On Thursday, provincial health officer Dr. Bonnie Henry said the province’s “SWAT team” approach to infection control and aggressive testing and restrictions in seniors homes has served B.C. well.

When COVID-19 gets into long-term care, residents “can get sick very, very quickly and might have very few symptoms,” making it hard to control, she said.

At Lynn Valley, the first home with an outbreak, residents feeling “just a little bit off” died quickly, Henry said.

“The challenge is that it’s hard to measure what might have happened had we not [imposed restrictions],” she said. “We can only, by analogy, look at what happens in other places.”

Health Minister Adrian Dix said B.C. health officials have understood the vulnerability of people living in long-term care since the first outbreak at the Lynn Valley care home.

Unions, private-care providers, denominational health associations and health authorities have worked together to help control the spread of the virus, said Dix, who pointed to several measures that were taken beyond visitor restrictions, including a single supply chain for personal protective equipment for public and private facilities, an order that staff work at only a single site, aggressive testing, and investments in enhanced infection-control measures for all facilities.

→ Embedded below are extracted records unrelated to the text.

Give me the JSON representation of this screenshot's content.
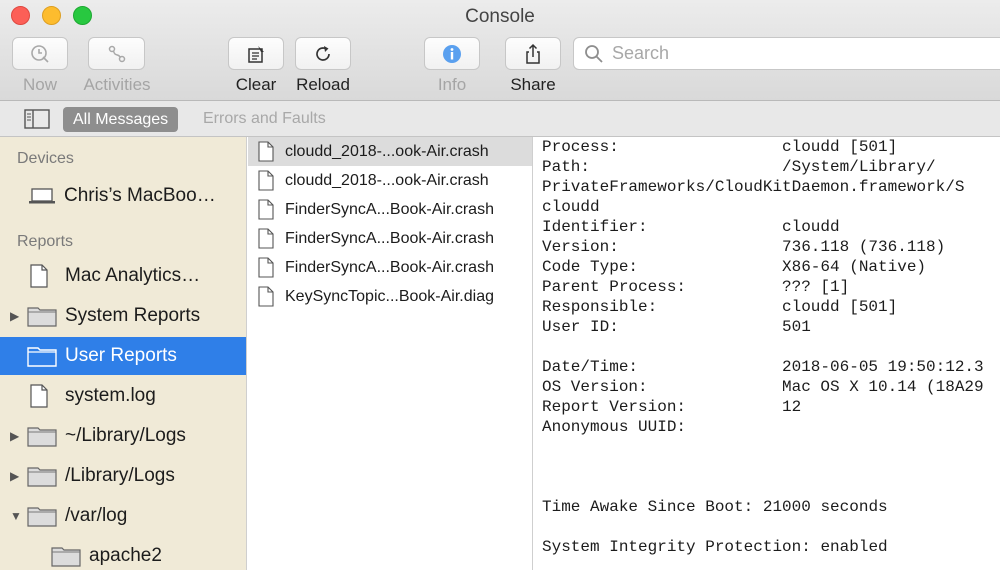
{
  "window": {
    "title": "Console"
  },
  "toolbar": {
    "now": "Now",
    "activities": "Activities",
    "clear": "Clear",
    "reload": "Reload",
    "info": "Info",
    "share": "Share",
    "search_placeholder": "Search"
  },
  "filters": {
    "all_messages": "All Messages",
    "errors_and_faults": "Errors and Faults"
  },
  "sidebar": {
    "devices_header": "Devices",
    "device": "Chris’s MacBoo…",
    "reports_header": "Reports",
    "items": [
      {
        "label": "Mac Analytics…"
      },
      {
        "label": "System Reports"
      },
      {
        "label": "User Reports"
      },
      {
        "label": "system.log"
      },
      {
        "label": "~/Library/Logs"
      },
      {
        "label": "/Library/Logs"
      },
      {
        "label": "/var/log"
      },
      {
        "label": "apache2"
      }
    ]
  },
  "files": [
    "cloudd_2018-...ook-Air.crash",
    "cloudd_2018-...ook-Air.crash",
    "FinderSyncA...Book-Air.crash",
    "FinderSyncA...Book-Air.crash",
    "FinderSyncA...Book-Air.crash",
    "KeySyncTopic...Book-Air.diag"
  ],
  "report": {
    "process_key": "Process:",
    "process_val": "cloudd [501]",
    "path_key": "Path:",
    "path_val": "/System/Library/",
    "path_cont1": "PrivateFrameworks/CloudKitDaemon.framework/S",
    "path_cont2": "cloudd",
    "identifier_key": "Identifier:",
    "identifier_val": "cloudd",
    "version_key": "Version:",
    "version_val": "736.118 (736.118)",
    "codetype_key": "Code Type:",
    "codetype_val": "X86-64 (Native)",
    "parent_key": "Parent Process:",
    "parent_val": "??? [1]",
    "responsible_key": "Responsible:",
    "responsible_val": "cloudd [501]",
    "userid_key": "User ID:",
    "userid_val": "501",
    "datetime_key": "Date/Time:",
    "datetime_val": "2018-06-05 19:50:12.3",
    "osversion_key": "OS Version:",
    "osversion_val": "Mac OS X 10.14 (18A29",
    "reportversion_key": "Report Version:",
    "reportversion_val": "12",
    "uuid_key": "Anonymous UUID:",
    "awake": "Time Awake Since Boot: 21000 seconds",
    "sip": "System Integrity Protection: enabled"
  }
}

The fact that the death toll has been lower in B.C. than in other provinces is no reason to relax restrictions, he said.

Mike Klassen, acting CEO of the B.C. Care Providers Association, said families have made an incredible sacrifice during restrictions on visitation during the pandemic, but he called the virus “extraordinarily pernicious.”

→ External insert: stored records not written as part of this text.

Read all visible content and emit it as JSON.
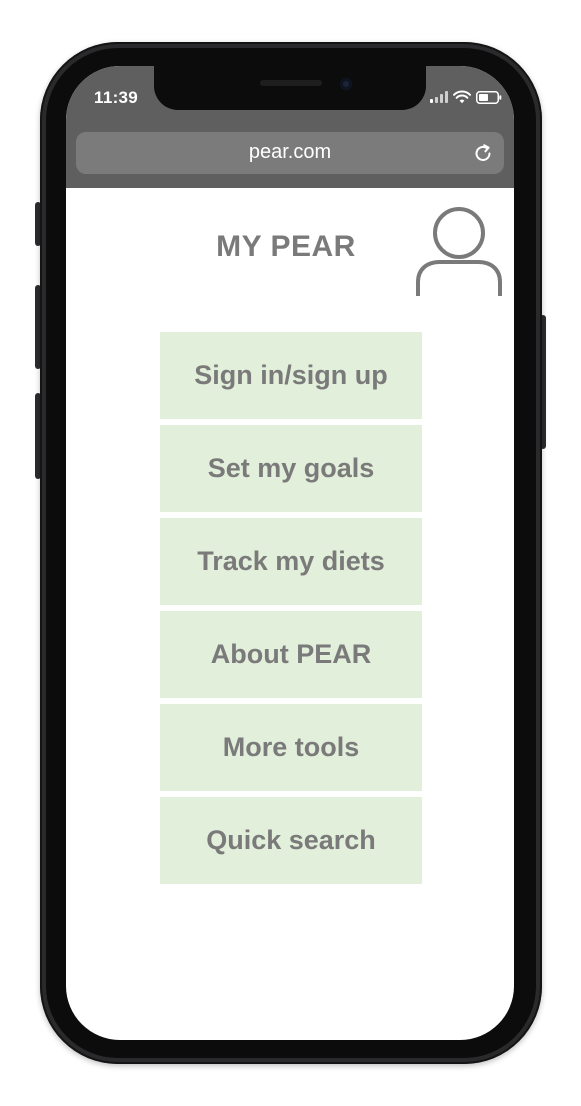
{
  "status_bar": {
    "time": "11:39",
    "icons": [
      "cellular-signal-icon",
      "wifi-icon",
      "battery-icon"
    ]
  },
  "browser": {
    "url": "pear.com",
    "reload_icon": "reload-icon"
  },
  "header": {
    "title": "MY PEAR",
    "avatar_icon": "user-profile-icon"
  },
  "menu": {
    "items": [
      {
        "label": "Sign in/sign up"
      },
      {
        "label": "Set my goals"
      },
      {
        "label": "Track my diets"
      },
      {
        "label": "About PEAR"
      },
      {
        "label": "More tools"
      },
      {
        "label": "Quick search"
      }
    ]
  },
  "colors": {
    "menu_background": "#e2efda",
    "text_gray": "#7a7a7a",
    "browser_bar": "#5f5f5f",
    "url_field": "#7b7b7b"
  }
}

“When it gets into a care home it can wreak havoc,” said Klassen. “Even some of the best care homes in the province run by, you know, fantastic operators, have really struggled once COVID-19 gets within their walls.”

He said he understands families are anxious to restart visits and he’s heard “heartbreaking stories,” but the reality is that visitors could carry the virus. As well, preparing for a visit requires an extraordinary amount of work — including the use of personal protective equipment — and additional resources at a time when staffing is already stretched.

Klassen said conversations about creative approaches to arranging outdoor visits are ongoing. Such measures will have to operate under recommendations rather than hard rules, because some facilities won’t lend themselves to outdoor visits or other accommodations for visitors.

“There are a lot of people involved in the conversation right now and we acknowledge this is very difficult, but at the same time we just have to ask for people’s patience as this process is able to move forward,” said Klassen.

“At the end of the day, most family members really want to make sure that their loved ones are safe and kept as healthy as possible within the care home, and that means putting in measures to protect against the spread of the virus.

“Everybody, including the ministry and our operators are all trying to figure it out, but it’s going to take more time.”